Thus emptiness becomes attractive. Absence creates yearning. Tel Aviv became a hedonistic refugee camp of the threatened secular bourgeoisie, who gathered from all corners of the country on the shores of the Mediterranean. They aren’t looking for what the city has, but for what it doesn’t have, or has in very small numbers: Haredim, Orthodox, the poor.
Ossification
But cities that are built on nothing are playing a dangerous game. That happened in Berlin, which within a bit more than a decade morphed from an inexpensive, laid-back place into a real-estate bonanza. The punks were supplanted by hipsters, who in turn were dislodged by yuppie high-tech types. Fearsome investment houses acquired entire city blocks. Prices in workers’ neighborhoods like Neukolln and Kreuzberg doubled in just a few years. Everyone wants to live in the center of the young and vital center. But as soon as “everyone” arrived, the scene ossified.

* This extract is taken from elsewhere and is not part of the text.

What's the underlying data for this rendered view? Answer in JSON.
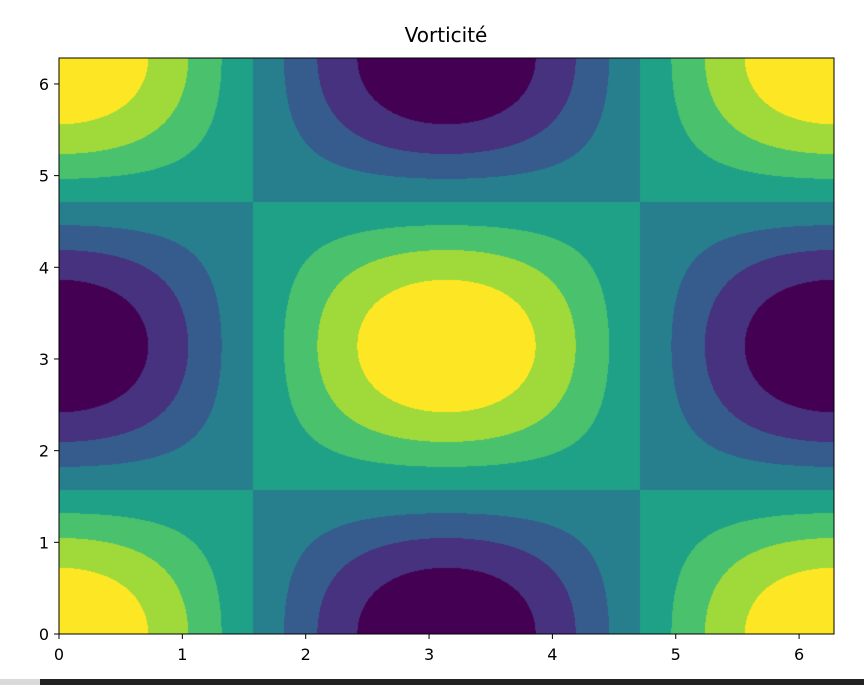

And then, one day, Berlin’s new residents opened their eyes, looked around and asked themselves what the city actually has. And the answer, again, was nothing. But this time the nothing was priced dearly. Apartments in neglected neighborhoods are going at exorbitant prices thanks to the “young, vibrant scene” that’s promised to the buyers. But that scene is becoming less and less young and vibrant. That’s true in both Berlin and Tel Aviv, which in recent years has been buckling under its attractiveness. It has become too expensive for its nothingness.
The point is that a strategy of nothing is appropriate for a vital, dynamic city, but not one sated and choking on money. The Tel Aviv municipality can dig tunnels that will enable movement by millions of people daily, but all that will only underscore what’s not here. In Rome, after all, there’s the Pantheon and the Sistine Chapel, and Paris has the Place de la Concorde and the Luxembourg Gardens. Tel Aviv has Givon Square. From the workers’ city that was built, as the song says, “from the foam of a wave and a cloud,” what remains is mostly foam. Very expensive foam.